A 48-team World Cup in Qatar and another Gulf state in 2022 moved a step closer last night after football chiefs pushed on with plans to extend the competition early.
The FIFA Council approved working with Qatar to explore expanding the 2022 World Cup from 32 to 48 teams and a final decision will be made in June.
A FIFA feasibility study said the expansion would require at least one other country to co-host the competition, with Kuwait and Oman suggested as the best options.
Qatar would not be forced to share games with Bahrain, Saudi Arabia or the United Arab Emirates unless diplomatic relations improve.
The 2026 World Cup, which will be by the United States, Canada and Mexico, will be 48 teams, but FIFA President Gianni Infantino wants to expand the next edition of the tournament.
He said he believed a 48-team World Cup in 2022 in Qatar is ‘feasible’, adding: ‘If it happens, fantastic.
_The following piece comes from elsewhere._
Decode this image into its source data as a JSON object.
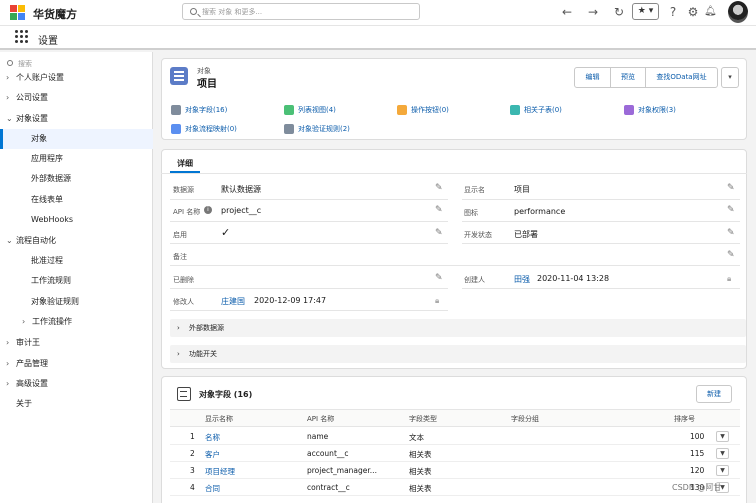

If it doesn’t happen, fantastic also.’
The two biggest governing bodies in world football, meanwhile, are on a collision course after FIDA approved plans for an expanded Club World Cup from June 2021.
The move is likely to trigger a heavyweight clash between the global authority and UEFA, with leading European clubs expressing opposition to the proposal.
A leaked letter from the powerful European Club Association (ECA) to UEFA president Aleksander Ceferin stated that its clubs would refuse to take part.
The changes to the Club World Cup will see the introduction of a 24-team competition, rather than the existing seven, which would be likely to feature eight clubs from Europe.
Infantini said: ‘Now the world will see a real Club World Cup where fans will see the best teams in the world compete to be crowned the real world champions.
‘Club football is evolving at a different pace in different parts of the world and we want to have an exciting, prestigious and inclusive competition, and we’ll have that with this Club World Cup, starting in 2021.
‘We hope that all the best teams will participate and we’ve had some very positive discussions with UEFA.’
Video assistant referees have also been approved for this year’s Women’s World Cup, which starts in France on June 7.
Male VAR operators are likely to assist all-female teams of referees and assistants given no domestic women’s competition uses video review.